Il n’est pas évident d’écrire sur ce sujet : il a déjà été beaucoup traité et il est sujet, pour l’historien et dans l’actualité, à beaucoup de controverses. Sur le modèle maintenant bien connu, des « …expliqué à … », nous voici plongés dans une interview aux questions claires, qu’on a l’impression de se poser soi-même.
En huit chapitres, nous voici amenés à suivre chronologiquement l’histoire de la colonisation européenne, du pourquoi des colonies à l’héritage aujourd’hui, sans négliger l’actualité de l’islamisme.

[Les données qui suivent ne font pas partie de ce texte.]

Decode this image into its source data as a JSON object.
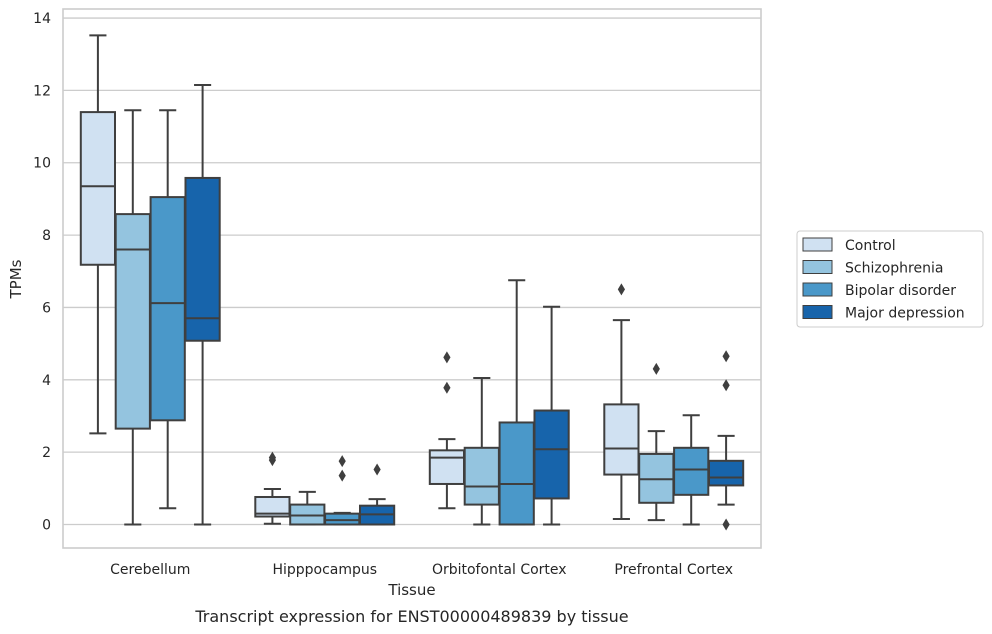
{
  "chart_data": {
    "type": "box",
    "title": "",
    "caption": "Transcript expression for ENST00000489839 by tissue",
    "xlabel": "Tissue",
    "ylabel": "TPMs",
    "ylim": [
      -0.65,
      14.25
    ],
    "yticks": [
      0,
      2,
      4,
      6,
      8,
      10,
      12,
      14
    ],
    "grid": "horizontal",
    "legend_position": "right",
    "categories": [
      "Cerebellum",
      "Hipppocampus",
      "Orbitofontal Cortex",
      "Prefrontal Cortex"
    ],
    "series": [
      {
        "name": "Control",
        "color": "#d0e1f2",
        "boxes": [
          {
            "whislo": 2.52,
            "q1": 7.18,
            "med": 9.35,
            "q3": 11.4,
            "whishi": 13.52,
            "fliers": []
          },
          {
            "whislo": 0.02,
            "q1": 0.22,
            "med": 0.3,
            "q3": 0.76,
            "whishi": 0.98,
            "fliers": [
              1.78,
              1.85
            ]
          },
          {
            "whislo": 0.45,
            "q1": 1.12,
            "med": 1.85,
            "q3": 2.05,
            "whishi": 2.36,
            "fliers": [
              3.78,
              4.62
            ]
          },
          {
            "whislo": 0.15,
            "q1": 1.38,
            "med": 2.1,
            "q3": 3.32,
            "whishi": 5.65,
            "fliers": [
              6.5
            ]
          }
        ]
      },
      {
        "name": "Schizophrenia",
        "color": "#94c4df",
        "boxes": [
          {
            "whislo": 0.0,
            "q1": 2.65,
            "med": 7.6,
            "q3": 8.58,
            "whishi": 11.45,
            "fliers": []
          },
          {
            "whislo": 0.0,
            "q1": 0.0,
            "med": 0.25,
            "q3": 0.55,
            "whishi": 0.9,
            "fliers": []
          },
          {
            "whislo": 0.0,
            "q1": 0.55,
            "med": 1.05,
            "q3": 2.12,
            "whishi": 4.05,
            "fliers": []
          },
          {
            "whislo": 0.12,
            "q1": 0.6,
            "med": 1.25,
            "q3": 1.95,
            "whishi": 2.58,
            "fliers": [
              4.3
            ]
          }
        ]
      },
      {
        "name": "Bipolar disorder",
        "color": "#4a98c9",
        "boxes": [
          {
            "whislo": 0.45,
            "q1": 2.88,
            "med": 6.12,
            "q3": 9.05,
            "whishi": 11.45,
            "fliers": []
          },
          {
            "whislo": 0.0,
            "q1": 0.0,
            "med": 0.12,
            "q3": 0.3,
            "whishi": 0.32,
            "fliers": [
              1.35,
              1.75
            ]
          },
          {
            "whislo": 0.0,
            "q1": 0.0,
            "med": 1.12,
            "q3": 2.82,
            "whishi": 6.75,
            "fliers": []
          },
          {
            "whislo": 0.0,
            "q1": 0.82,
            "med": 1.52,
            "q3": 2.12,
            "whishi": 3.02,
            "fliers": []
          }
        ]
      },
      {
        "name": "Major depression",
        "color": "#1764ab",
        "boxes": [
          {
            "whislo": 0.0,
            "q1": 5.08,
            "med": 5.7,
            "q3": 9.58,
            "whishi": 12.15,
            "fliers": []
          },
          {
            "whislo": 0.0,
            "q1": 0.0,
            "med": 0.28,
            "q3": 0.52,
            "whishi": 0.7,
            "fliers": [
              1.52
            ]
          },
          {
            "whislo": 0.0,
            "q1": 0.72,
            "med": 2.08,
            "q3": 3.15,
            "whishi": 6.02,
            "fliers": []
          },
          {
            "whislo": 0.55,
            "q1": 1.08,
            "med": 1.3,
            "q3": 1.76,
            "whishi": 2.45,
            "fliers": [
              0.0,
              3.85,
              4.65
            ]
          }
        ]
      }
    ]
  }
}
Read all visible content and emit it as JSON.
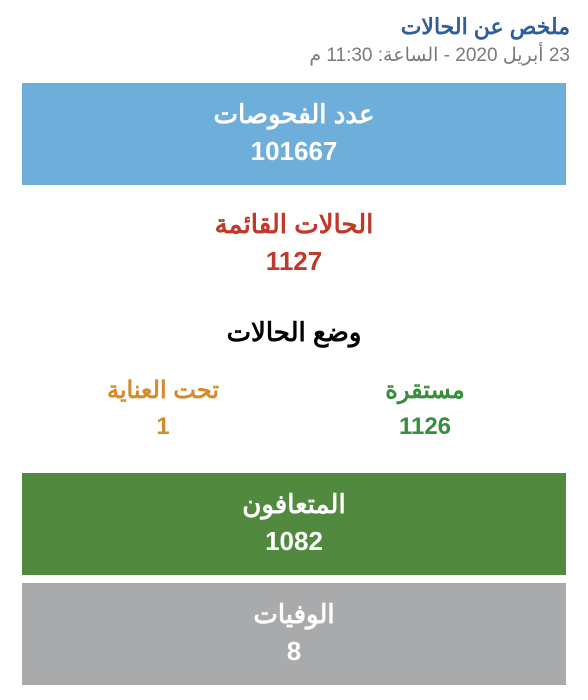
{
  "header": {
    "title": "ملخص عن الحالات",
    "title_color": "#2f5f9a",
    "timestamp": "23 أبريل 2020 - الساعة: 11:30 م",
    "timestamp_color": "#7a7a7a"
  },
  "tests": {
    "label": "عدد الفحوصات",
    "value": "101667",
    "bg": "#6eaedb",
    "fg": "#ffffff"
  },
  "active": {
    "label": "الحالات القائمة",
    "value": "1127",
    "bg": "#ffffff",
    "fg": "#c0392b"
  },
  "status": {
    "title": "وضع الحالات",
    "stable": {
      "label": "مستقرة",
      "value": "1126",
      "color": "#388e3c"
    },
    "critical": {
      "label": "تحت العناية",
      "value": "1",
      "color": "#d68a2e"
    }
  },
  "recovered": {
    "label": "المتعافون",
    "value": "1082",
    "bg": "#518a3e",
    "fg": "#ffffff"
  },
  "deaths": {
    "label": "الوفيات",
    "value": "8",
    "bg": "#a9aaac",
    "fg": "#ffffff"
  }
}
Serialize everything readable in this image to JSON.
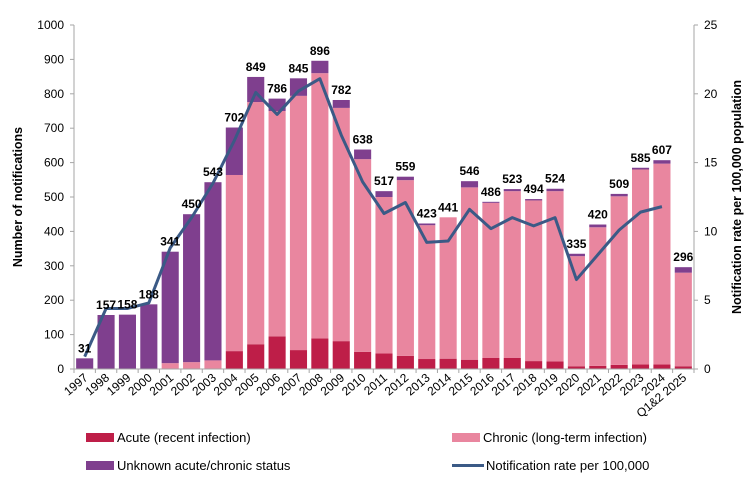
{
  "chart_data": {
    "type": "bar",
    "subtype": "stacked-bar-with-line",
    "title": "",
    "xlabel": "",
    "ylabel": "Number of notifications",
    "y2label": "Notification rate per 100,000 population",
    "ylim": [
      0,
      1000
    ],
    "y2lim": [
      0,
      25
    ],
    "yticks": [
      0,
      100,
      200,
      300,
      400,
      500,
      600,
      700,
      800,
      900,
      1000
    ],
    "y2ticks": [
      0,
      5,
      10,
      15,
      20,
      25
    ],
    "grid": false,
    "legend_position": "bottom",
    "categories": [
      "1997",
      "1998",
      "1999",
      "2000",
      "2001",
      "2002",
      "2003",
      "2004",
      "2005",
      "2006",
      "2007",
      "2008",
      "2009",
      "2010",
      "2011",
      "2012",
      "2013",
      "2014",
      "2015",
      "2016",
      "2017",
      "2018",
      "2019",
      "2020",
      "2021",
      "2022",
      "2023",
      "2024",
      "Q1&2 2025"
    ],
    "totals": [
      31,
      157,
      158,
      188,
      341,
      450,
      543,
      702,
      849,
      786,
      845,
      896,
      782,
      638,
      517,
      559,
      423,
      441,
      546,
      486,
      523,
      494,
      524,
      335,
      420,
      509,
      585,
      607,
      296
    ],
    "series": [
      {
        "name": "Acute (recent infection)",
        "type": "bar",
        "color": "#be1e48",
        "values": [
          0,
          0,
          0,
          0,
          0,
          0,
          0,
          52,
          72,
          95,
          55,
          89,
          81,
          50,
          45,
          38,
          29,
          30,
          27,
          32,
          32,
          23,
          22,
          8,
          9,
          12,
          13,
          13,
          8
        ]
      },
      {
        "name": "Chronic (long-term infection)",
        "type": "bar",
        "color": "#e9869f",
        "values": [
          0,
          0,
          0,
          0,
          17,
          20,
          25,
          512,
          704,
          655,
          739,
          771,
          678,
          560,
          455,
          511,
          389,
          411,
          501,
          451,
          485,
          467,
          495,
          320,
          403,
          490,
          567,
          584,
          272
        ]
      },
      {
        "name": "Unknown acute/chronic status",
        "type": "bar",
        "color": "#7f3f8e",
        "values": [
          31,
          157,
          158,
          188,
          324,
          430,
          518,
          138,
          73,
          36,
          51,
          36,
          23,
          28,
          17,
          10,
          5,
          0,
          18,
          3,
          6,
          4,
          7,
          7,
          8,
          7,
          5,
          10,
          16
        ]
      },
      {
        "name": "Notification rate per 100,000",
        "type": "line",
        "axis": "right",
        "color": "#3b5a86",
        "values": [
          0.9,
          4.4,
          4.4,
          4.8,
          8.8,
          11.0,
          13.5,
          16.6,
          20.1,
          18.5,
          20.2,
          21.1,
          17.0,
          13.6,
          11.3,
          12.1,
          9.2,
          9.3,
          11.6,
          10.2,
          11.0,
          10.4,
          11.0,
          6.5,
          8.3,
          10.1,
          11.4,
          11.8,
          null
        ]
      }
    ]
  },
  "legend": {
    "acute": "Acute (recent infection)",
    "chronic": "Chronic (long-term infection)",
    "unknown": "Unknown acute/chronic status",
    "rate": "Notification rate per 100,000"
  }
}
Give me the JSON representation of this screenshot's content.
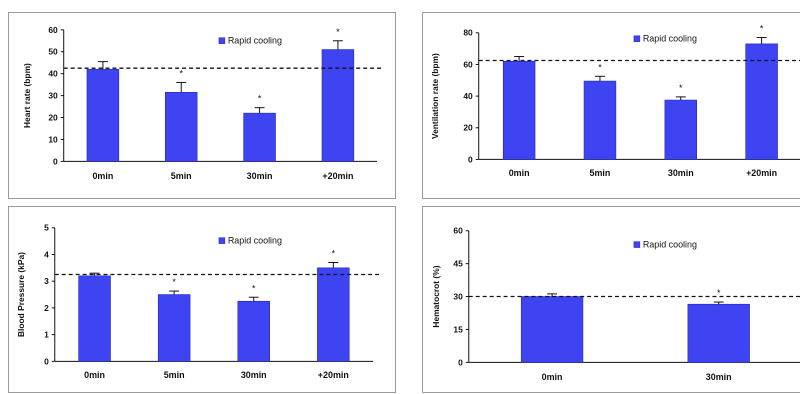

J’ai un faible personnel pour le chapitre 4 : « Indigénisation, occidentalisation et cohabitation » qui explique de manière limpide et très précise les sentiments des uns et des autres en partant de Cortès en passant par l’expérience personnelle de Marc Ferro, enseignant à Oran pour terminer par une comparaison avec la soviétisation des colonies musulmanes d’URSS.
Je veux aussi citer le chapitre suivant, court et percutant : « Défense et dénonciation » avec un superbe passage sur le cinéma mais un regard d’historien sur les réactions de nos concitoyens et celui de la presse, sans critique inutile, juste avec une froide analyse, qui fait du bien dans notre société où les jugements à l’emporte pièce font flores.
Un livre finalement rapide à lire, facile à utiliser et dont de nombreux extraits peuvent être mis dans les mains de nos élèves, y compris en collège, mais aussi pour des plus jeunes parfois. On soulignera aussi une rapide mais utile chronologie et surtout une efficace filmographie et bibliographie en fin d’ouvrage. « Quant à nous, historiens, nous avons la nécessité de réécrire l’histoire, encore et toujours, mais une histoire à plusieurs voix, et ensemble. »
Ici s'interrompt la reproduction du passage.